Acreto Connect Client - administrator guide

About Acreto Connect Client

Acreto Connect Client is a simple application that allows to connect your device to Acreto Ecosystem. It is available on Windows, macOS, Android and iOS.

Download Acreto Connect Client:

See also

Table of Contents

Subsections of Acreto Connect Client - administrator guide

Connect the Thing with Acreto Connect Client

Before You Start

Overview

In this article, you’ll learn how to create and connect Thing to the Acreto ecosystem.

This Use Case allows you to securely connect client (PC, laptop, smartphone) to the office ecosystem.

  1. Configure the Thing
  2. Install Acreto Connect Client

Prerequisites

To connect your Thing to the Ecosystem, you will need:

  1. Existing Acrereto Ecosystem, if you don’t have one learn how to create it.
  2. Access to Acreto Wedge.
  3. A device that you want to connect to the Ecosystem.

How To

Configure the Thing

  1. Log in to the Wedge
  2. Choose your Ecosystem.
  3. From the left menu choose Objects > Things (1) and click on this option.
  4. In the Things panel click on the + Add New Thing button (2)
  5. Fill the form:
    1. Input the descriptive name of the device.
    2. Choose the category of the device.
    3. Choose the Profile Group for the device if you have more than one group. Otherwise, leave the default value.
    4. Save the form to add the Thing.
  6. The newly created Thing is now available on the list.
  7. Click on the Apply changes button on the top of the screen to commit a new thing to the Ecosystem.
  8. Wait for the changes to be applied
  9. Click on the name of created Thing to see its details.
  10. On the right part of the details screen you may see Configuration Options - find the right configuration file for your device and copy the link by clicking on the icon.

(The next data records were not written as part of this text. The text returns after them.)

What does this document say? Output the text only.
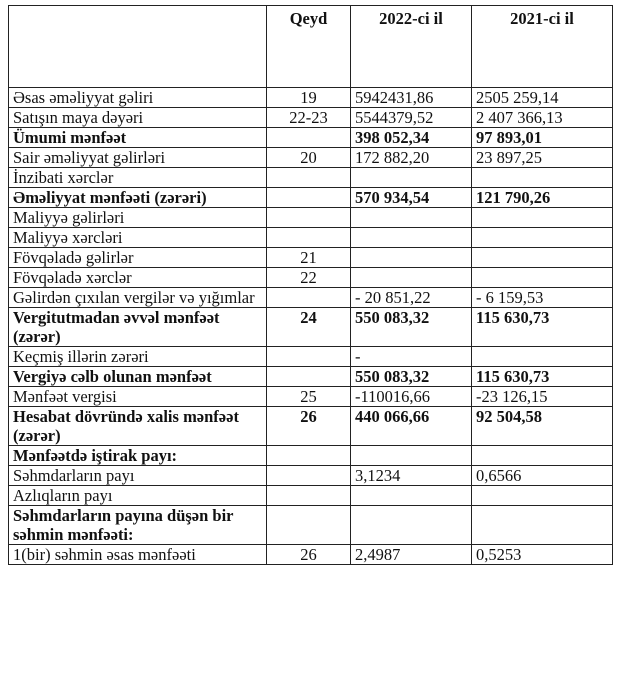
	Qeyd	2022-ci il	2021-ci il
Əsas əməliyyat gəliri	19	5942431,86	2505 259,14
Satışın maya dəyəri	22-23	5544379,52	2 407 366,13
Ümumi mənfəət		398 052,34	97 893,01
Sair əməliyyat gəlirləri	20	172 882,20	23 897,25
İnzibati xərclər			
Əməliyyat mənfəəti (zərəri)		570 934,54	121 790,26
Maliyyə gəlirləri			
Maliyyə xərcləri			
Fövqəladə gəlirlər	21		
Fövqəladə xərclər	22		
Gəlirdən çıxılan vergilər və yığımlar		- 20 851,22	- 6 159,53
Vergitutmadan əvvəl mənfəət (zərər)	24	550 083,32	115 630,73
Keçmiş illərin zərəri		-	
Vergiyə cəlb olunan mənfəət		550 083,32	115 630,73
Mənfəət vergisi	25	-110016,66	-23 126,15
Hesabat dövründə xalis mənfəət (zərər)	26	440 066,66	92 504,58
Mənfəətdə iştirak payı:			
Səhmdarların payı		3,1234	0,6566
Azlıqların payı			
Səhmdarların payına düşən bir səhmin mənfəəti:			
1(bir) səhmin əsas mənfəəti	26	2,4987	0,5253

Install Acreto Connect Client

At first, you need to download and install Acreto Connect Client - a small application that allows you to connect to the Acreto ecosystem.

  1. Open kb.acreto.net/client on the device which you want to connect to the Ecosystem.
  2. Download the ACC version for your operating system - this page tries to recognize the type of your device and allows you to download the dedicated version.
  3. When the installation file is downloaded, install the Acreto Connect Client.
  4. Run Acreto Connect Client - the interface of the application is the same on all platforms. You should get a screen similar to this shown below:
  5. Click on the Import Profile button.
  6. You will see three options to connect import the profile: Code, URL, and the file. In this case, we will use the URL generated in the previous step.
  7. Paste the configuration link from the Wedge generated in the previous step and click on the Import button
  8. The Acreto Connect Client will import the profile and atomically connect your device to the Ecosystem.

Your device is now connected to the Ecosystem!

Summary

Acreto Connect Client allows connecting your Thing to the Ecosystem. This method works on every platform and it’s easy to understand for Users.

Please don’t forget to create Security Policy - Policies to allow Outbound traffic for your Thing(s) to connect to the Internet, or to the other devices within your Ecosystem.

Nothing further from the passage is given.